I often refer to new software development as being very risky to explain why certain practices are important. However, I don’t spend much time explaining why software products are risky to begin with.
By better recognizing the risks, it is easier to appreciate the better practices around startups and software development that have evolved to address the risks.
What are we uncertain about?
Have you ever experienced any of the following with your product initiatives?
Effort or complexity to solve a problem is much higher than anticipated.
Release dates are missed by development.
You find out that the much requested feature, committed to key customers for months, cannot be delivered due to intractable technical or legal obstacles.
Customers do not buy the product or buy less of it.
For Freemium products, customers rarely convert from free tier to paid tiers.
Users can’t figure out how to work the product and give bad feedback on usability translating into poor CSAT and NPS survey results.

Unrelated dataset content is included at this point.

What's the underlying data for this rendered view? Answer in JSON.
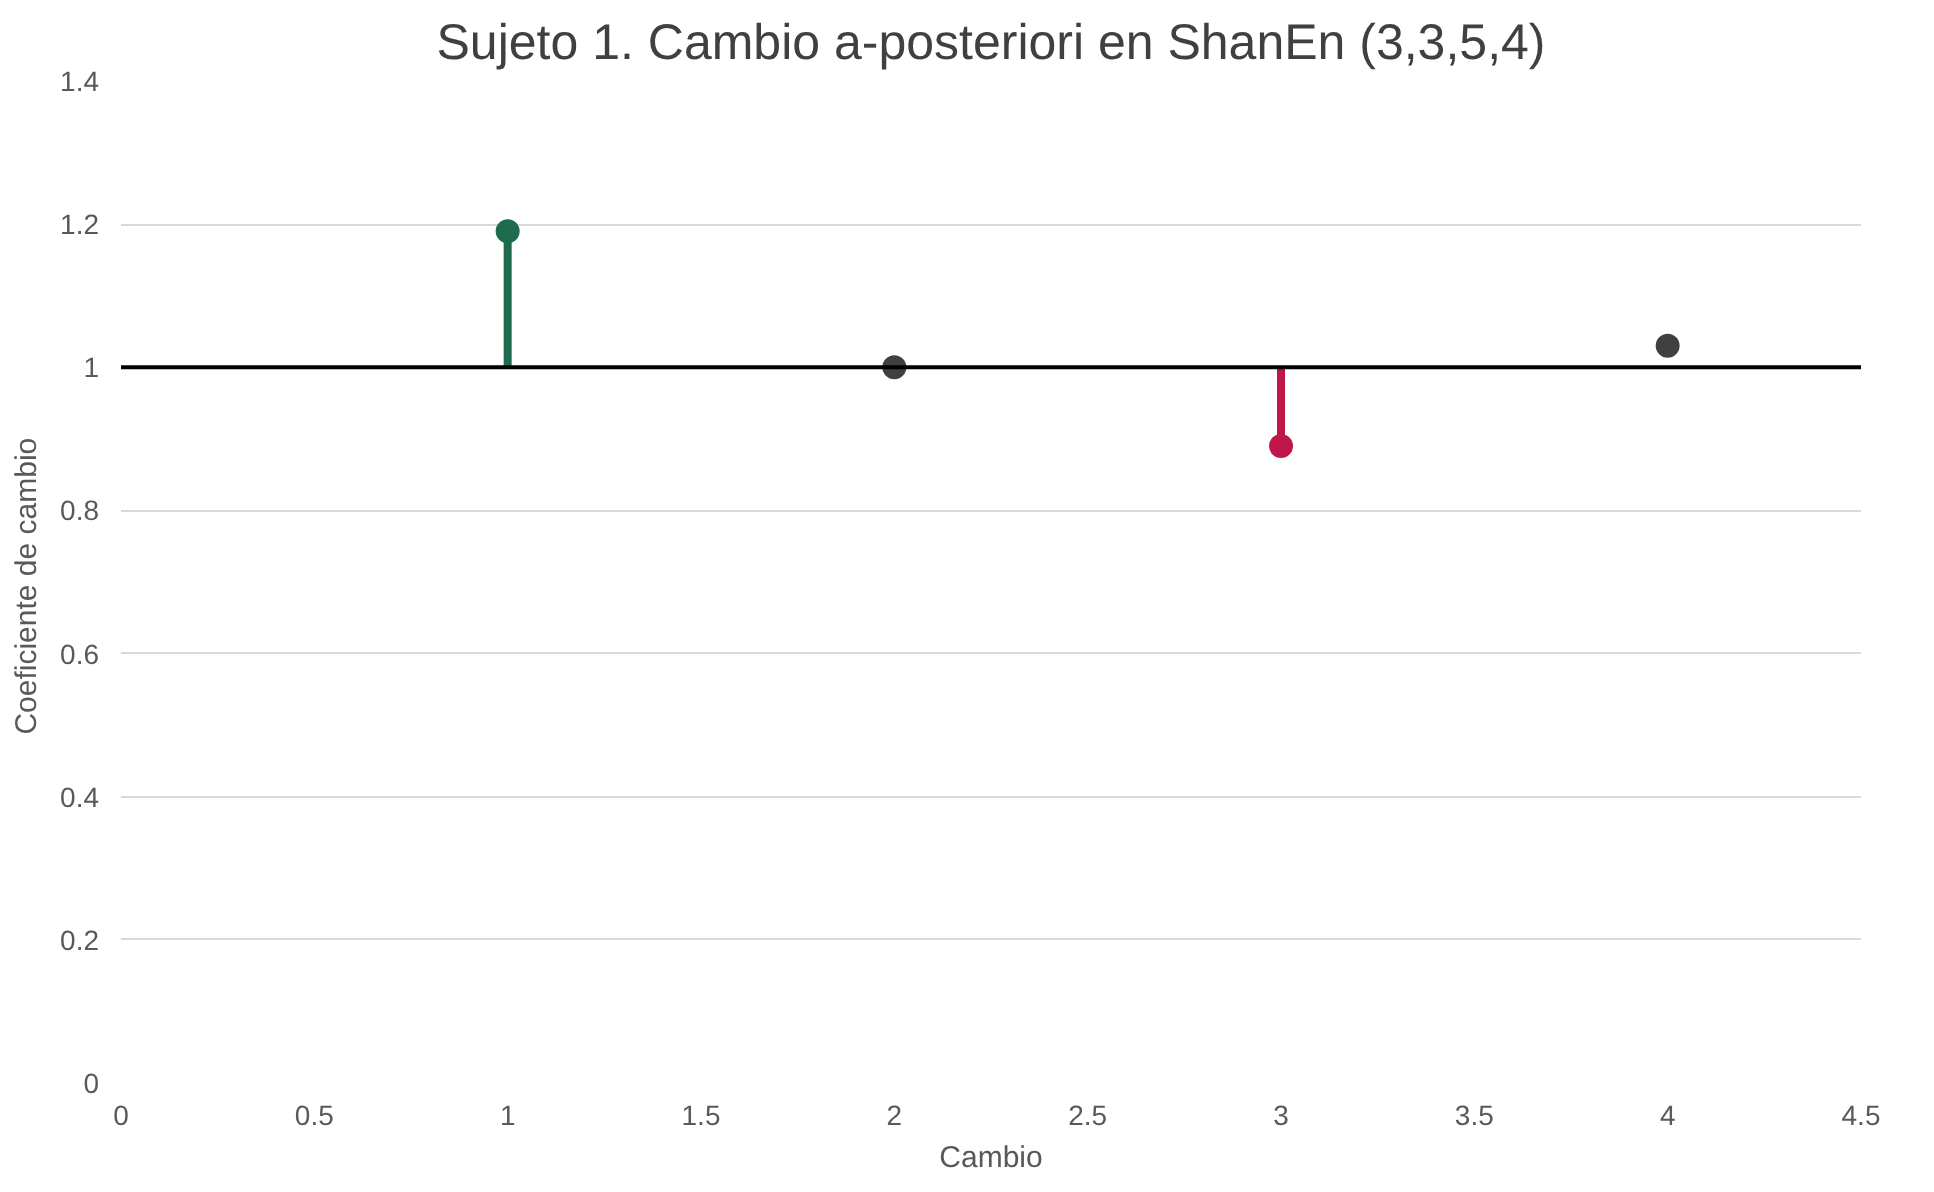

Support costs per customer aren’t decreasing as your product matures
A major new feature is released and hardly any customers use it.

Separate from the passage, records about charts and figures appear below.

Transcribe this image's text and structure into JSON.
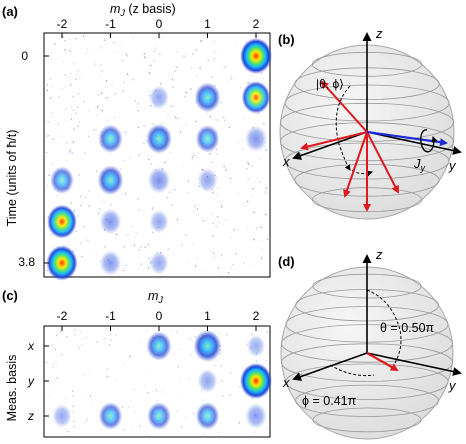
{
  "panels": {
    "a": {
      "label": "(a)",
      "xlabel": "m_J (z basis)",
      "xlabel_main": "m",
      "xlabel_sub": "J",
      "xlabel_rest": " (z basis)",
      "xticks": [
        "-2",
        "-1",
        "0",
        "1",
        "2"
      ],
      "ylabel": "Time (units of ħ/t)",
      "yticks": [
        "0",
        "3.8"
      ]
    },
    "b": {
      "label": "(b)",
      "axis_z": "z",
      "axis_x": "x",
      "axis_y": "y",
      "state_label": "|θ, ϕ⟩",
      "op_main": "J",
      "op_sub": "y"
    },
    "c": {
      "label": "(c)",
      "xlabel_main": "m",
      "xlabel_sub": "J",
      "xticks": [
        "-2",
        "-1",
        "0",
        "1",
        "2"
      ],
      "ylabel": "Meas. basis",
      "yticks": [
        "x",
        "y",
        "z"
      ]
    },
    "d": {
      "label": "(d)",
      "axis_z": "z",
      "axis_x": "x",
      "axis_y": "y",
      "theta_label": "θ = 0.50π",
      "phi_label": "ϕ = 0.41π"
    }
  },
  "colors": {
    "arrow_red": "#e0191e",
    "arrow_blue": "#1a2ad6",
    "sphere_fill": "#ececec",
    "sphere_line": "#9a9a9a"
  },
  "chart_data": [
    {
      "type": "heatmap",
      "panel": "a",
      "x": [
        -2,
        -1,
        0,
        1,
        2
      ],
      "time_rows": 6,
      "spots": [
        {
          "mJ": 2,
          "row": 0,
          "intensity": 1.0
        },
        {
          "mJ": 1,
          "row": 1,
          "intensity": 0.55
        },
        {
          "mJ": 2,
          "row": 1,
          "intensity": 0.75
        },
        {
          "mJ": 0,
          "row": 1,
          "intensity": 0.15
        },
        {
          "mJ": -1,
          "row": 2,
          "intensity": 0.45
        },
        {
          "mJ": 0,
          "row": 2,
          "intensity": 0.55
        },
        {
          "mJ": 1,
          "row": 2,
          "intensity": 0.4
        },
        {
          "mJ": 2,
          "row": 2,
          "intensity": 0.3
        },
        {
          "mJ": -2,
          "row": 3,
          "intensity": 0.4
        },
        {
          "mJ": -1,
          "row": 3,
          "intensity": 0.55
        },
        {
          "mJ": 0,
          "row": 3,
          "intensity": 0.35
        },
        {
          "mJ": 1,
          "row": 3,
          "intensity": 0.15
        },
        {
          "mJ": -2,
          "row": 4,
          "intensity": 0.85
        },
        {
          "mJ": -1,
          "row": 4,
          "intensity": 0.3
        },
        {
          "mJ": 0,
          "row": 4,
          "intensity": 0.12
        },
        {
          "mJ": -2,
          "row": 5,
          "intensity": 0.95
        },
        {
          "mJ": -1,
          "row": 5,
          "intensity": 0.25
        },
        {
          "mJ": 0,
          "row": 5,
          "intensity": 0.1
        }
      ]
    },
    {
      "type": "heatmap",
      "panel": "c",
      "x": [
        -2,
        -1,
        0,
        1,
        2
      ],
      "rows": [
        "x",
        "y",
        "z"
      ],
      "spots": [
        {
          "mJ": 0,
          "row": "x",
          "intensity": 0.5
        },
        {
          "mJ": 1,
          "row": "x",
          "intensity": 0.7
        },
        {
          "mJ": 2,
          "row": "x",
          "intensity": 0.05
        },
        {
          "mJ": 1,
          "row": "y",
          "intensity": 0.15
        },
        {
          "mJ": 2,
          "row": "y",
          "intensity": 1.0
        },
        {
          "mJ": -2,
          "row": "z",
          "intensity": 0.1
        },
        {
          "mJ": -1,
          "row": "z",
          "intensity": 0.4
        },
        {
          "mJ": 0,
          "row": "z",
          "intensity": 0.4
        },
        {
          "mJ": 1,
          "row": "z",
          "intensity": 0.4
        },
        {
          "mJ": 2,
          "row": "z",
          "intensity": 0.25
        }
      ]
    }
  ]
}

Despite rapidly growing customer base, you are unable to turn a profit.
These are the result of the unmanaged uncertainty in your product planning and execution process. They are reflect negative missed expectations. However, there are more positive misses as well that we sometimes see, such as:
Users using the product in totally different manner than anticipated
Unsolicited customer referrals driving unexpected, but massive growth
Even these positive surprises can cause challenges in your business. Suddenly, your business priorities need to change to account for these.
How do we cope with uncertainty?
Many organizations accept that this uncertainty is just part of being a software company. Yet, this is absolutely the wrong approach. You may have been lucky in the past with your success but overtime, luck runs out or ends up with your competition.
The way that leading software companies cope with uncertainty is to focus on building a mindset and repeatable processes to mitigate risk while optimizing the odds of success.
Some better practices in use today include:
1. Product Management must focus on major risks as part of product strategy.
Product Management needs to first figure out the major risks to their product plans. In startups this may often directly involve the executive team while in large enterprises this may be wholly owned by the Product Manager for each product.
In my recent article Where to Begin with New Products? I provide some approaches to help identify key risks. Some approaches to identify these risks include Assumption Mapping, analyzing your Business Model Canvas, and brainstorming with a cross functional team around the 4 Four Big Risks.
When defining a product strategy, the major risks should be defined with a game plan for how to attack them. Along with the critical thinking of what happens if some assumptions turn out to be invalid.
2. Product Management should be Lean.
Following the principles articulated in The Lean Startup, teams today are focused on finding ways to minimize waste, learn quickly, and get value to market fast. Practices coming out of this align with the build-measure-learn loop that forces organizations to focus effort early where risks are the greatest.
Product Teams following Lean are more likely to leverage Outcome Roadmaps over traditional timeline based roadmaps. Because timeline driven feature roadmaps represent commitments around unvalidated assumptions, which is viewed as increasing risk. Lean promotes deferring commitments as late as possible. Why commit to features or a timeline that may turn out not to be the best solution?
Teams are learning more and more about how to run experiments to validate assumptions and reduce their risk —before over-investing. The best teams are running experiments from early problem discovery through solution delivery continuously.
Yet, no development team can be satisfied if they deliver a product or feature that is not used. This is the ultimate waste of their time that could have been spent working on something the market truly values. Therefore, before investing further into product capabilities the best companies focus on product analytics that provide critical data in the learning loop.
3. Product Development should be Agile.
Agile and Lean perfectly complement one another. Agile enables Lean to work through its concept of delivering value early to customers, incrementally, and welcoming change.
Incremental delivery enables critical feedback and new opportunities to learn. It also, allows for changes due to external factors that have historically stressed waterfall project planning approaches. Some of those external factors may be from experiments run to validate assumptions.
Anyone that works in software will be familiar with the surprises that come up along the way. These surprises are the risk naturally found in bringing software products to market but we should not just ignore them and hope all our assumptions will play out.
Over time, companies that better manage risk will regularly have more success in the market. Better practices for mitigating risk are well-known but are far from being universally adopted.
My recommendation is simple: Do not ignore risk. Identify it and manage it by improving your practices to increase your odds of repeatable success.